元组和列表最大的区别就在于，列表中的元素可以被任意地修改，而元组是不可改变的，后文提到的字符串也是如此。举例：

>>> number = (1, 2, 3, 4, 5, 6, 7, 8, 9)
>>> number[1] # 访问元素的方法和列表一致
2
>>> number[:3] # 也有分片操作
(1, 2, 3)
>>> number[1] = 1 # 如果试图修改元组，则告诉你元组对象不支持赋值操作
Traceback (most recent call last):
  File "<pyshell#58>", line 1, in <module>
    number[1] = 1
TypeError: 'tuple' object does not support item assignment
>>> empty = ()
>>> number + ('a', 'b', 'c', 'd') # 元组支持连接操作符 +
(1, 2, 3, 4, 5, 6, 7, 8, 9, 'a', 'b', 'c', 'd')

字符串 string

字符串也可叫做「文本」，文本和数字是两个截然不同的东西。如果让两个数字相加，那么会得到一个相加的结果：

>>> '1' + '2'
'12'

所以在 Python 中要创建字符串，就需要在字符两边加上引号，单引号双引号皆可，但必须成对。如果字符串中需要出现引号，则应使用反斜杠\来进行转义，或使用单双引号嵌套的做法：

>>> 'abc"
SyntaxError: EOL while scanning string literal

>>> 'Let\'s go!'
"Let's go!"
>>> "Let's go!"
"Let's go!"

>>> str1 = '123456789'
>>> str1[1]
'2'
>>> str1[:3]
'123'
>>> str1[1] = 1
Traceback (most recent call last):
  File "<pyshell#68>", line 1, in <module>
    str1[1] = 1
TypeError: 'str' object does not support item assignment
>>> str1 + 'abcd' # 字符串支持连接操作符 +
'123456789abcd'

在上文中有提到字符串的格式化。所谓格式化字符串，就是按照一个统一的规则去输出一个字符串。

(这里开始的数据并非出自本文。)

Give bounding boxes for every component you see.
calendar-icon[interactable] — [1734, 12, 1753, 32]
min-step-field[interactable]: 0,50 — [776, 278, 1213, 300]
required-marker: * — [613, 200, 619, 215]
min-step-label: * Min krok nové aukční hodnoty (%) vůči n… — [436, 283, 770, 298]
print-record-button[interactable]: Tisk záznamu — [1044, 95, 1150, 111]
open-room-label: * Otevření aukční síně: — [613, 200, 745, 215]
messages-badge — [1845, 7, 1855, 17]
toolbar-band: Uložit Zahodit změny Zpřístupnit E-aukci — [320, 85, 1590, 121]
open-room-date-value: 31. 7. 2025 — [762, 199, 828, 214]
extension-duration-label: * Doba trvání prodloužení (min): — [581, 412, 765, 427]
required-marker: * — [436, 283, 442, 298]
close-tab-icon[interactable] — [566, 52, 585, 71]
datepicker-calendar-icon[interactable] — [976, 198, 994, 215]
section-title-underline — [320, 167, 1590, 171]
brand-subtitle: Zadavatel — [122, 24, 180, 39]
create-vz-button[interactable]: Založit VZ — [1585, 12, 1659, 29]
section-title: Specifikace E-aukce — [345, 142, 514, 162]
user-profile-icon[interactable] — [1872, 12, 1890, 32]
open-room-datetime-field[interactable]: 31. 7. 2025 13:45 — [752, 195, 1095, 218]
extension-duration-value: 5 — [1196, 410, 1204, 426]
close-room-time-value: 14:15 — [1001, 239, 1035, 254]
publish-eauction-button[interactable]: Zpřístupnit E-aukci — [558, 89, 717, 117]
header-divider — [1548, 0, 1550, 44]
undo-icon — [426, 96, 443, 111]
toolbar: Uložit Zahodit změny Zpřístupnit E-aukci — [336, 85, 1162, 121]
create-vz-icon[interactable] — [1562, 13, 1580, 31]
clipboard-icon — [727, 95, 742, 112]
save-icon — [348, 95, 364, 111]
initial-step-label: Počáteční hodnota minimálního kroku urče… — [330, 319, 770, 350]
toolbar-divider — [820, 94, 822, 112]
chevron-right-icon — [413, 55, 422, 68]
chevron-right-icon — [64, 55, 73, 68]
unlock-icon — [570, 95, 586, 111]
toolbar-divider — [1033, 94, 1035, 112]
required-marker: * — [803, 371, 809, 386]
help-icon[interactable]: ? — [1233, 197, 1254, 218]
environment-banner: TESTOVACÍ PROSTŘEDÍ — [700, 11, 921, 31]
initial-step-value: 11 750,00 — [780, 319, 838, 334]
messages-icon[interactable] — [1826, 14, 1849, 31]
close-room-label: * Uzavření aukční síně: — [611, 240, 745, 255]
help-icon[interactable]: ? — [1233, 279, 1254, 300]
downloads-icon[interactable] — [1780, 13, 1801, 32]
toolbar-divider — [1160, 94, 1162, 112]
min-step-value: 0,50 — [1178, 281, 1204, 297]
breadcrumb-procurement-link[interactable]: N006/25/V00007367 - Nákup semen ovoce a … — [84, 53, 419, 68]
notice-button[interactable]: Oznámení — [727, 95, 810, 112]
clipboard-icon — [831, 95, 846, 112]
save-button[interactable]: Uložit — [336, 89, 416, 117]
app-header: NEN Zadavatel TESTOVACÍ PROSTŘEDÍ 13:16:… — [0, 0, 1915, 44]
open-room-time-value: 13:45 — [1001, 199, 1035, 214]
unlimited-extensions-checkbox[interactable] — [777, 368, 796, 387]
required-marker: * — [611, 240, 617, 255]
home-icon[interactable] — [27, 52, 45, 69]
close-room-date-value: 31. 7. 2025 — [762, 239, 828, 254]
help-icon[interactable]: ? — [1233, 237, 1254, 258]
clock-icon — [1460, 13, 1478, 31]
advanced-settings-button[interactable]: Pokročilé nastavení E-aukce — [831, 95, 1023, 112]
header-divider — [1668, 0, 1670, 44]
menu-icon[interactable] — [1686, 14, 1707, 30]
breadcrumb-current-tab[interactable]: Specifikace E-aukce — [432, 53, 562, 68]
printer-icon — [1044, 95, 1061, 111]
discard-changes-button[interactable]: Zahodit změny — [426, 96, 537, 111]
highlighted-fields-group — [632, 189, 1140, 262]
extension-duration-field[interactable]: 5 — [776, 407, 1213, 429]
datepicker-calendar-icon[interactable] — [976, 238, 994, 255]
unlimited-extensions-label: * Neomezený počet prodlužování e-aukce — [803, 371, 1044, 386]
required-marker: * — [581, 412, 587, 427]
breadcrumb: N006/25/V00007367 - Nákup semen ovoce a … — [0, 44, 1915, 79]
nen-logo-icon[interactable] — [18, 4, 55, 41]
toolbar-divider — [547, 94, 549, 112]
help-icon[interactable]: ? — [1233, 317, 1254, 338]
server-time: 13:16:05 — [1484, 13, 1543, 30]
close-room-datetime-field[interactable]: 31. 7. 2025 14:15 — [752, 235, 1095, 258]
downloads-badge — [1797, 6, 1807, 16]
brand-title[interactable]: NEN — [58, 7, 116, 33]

name = input('Please enter your name: ')
money = 100 + 200
print('Hello, {0}! You have {1} RMB.'.format(name, money))
print('Hello, %s! You have %d RMB.' % (name, money))

Please enter your name: Alain
Hello, Alain! You have 300 RMB.
Hello, Alain! You have 300 RMB.

这里有两种格式化的写法，但format()能提供更精确和简洁的控制。如在某些场景下，对比%这种格式化方式，format()可以同时传递一个变量和元组，如下所示：

>>> name = (1, 2, 3)
>>> print('ok, %s' % name)
Traceback (most recent call last):
  File "<pyshell#8>", line 1, in <module>
    print('ok, %s' % name)
TypeError: not all arguments converted during string formatting
>>> print('ok, {}'.format(name))
ok, (1, 2, 3)

更多的字符串格式化的内容也请大家自行研究探讨，这里就不展开了。

字典与集合

字典 dictionary

字典是 Python 中唯一的映射类型，在 Python 中，字典以「键值对（key-value）」的形式储存，有些地方会把字典称为「哈希（Hash）」、「散列」或者「关系数组」，其实都和「字典」是同一个概念。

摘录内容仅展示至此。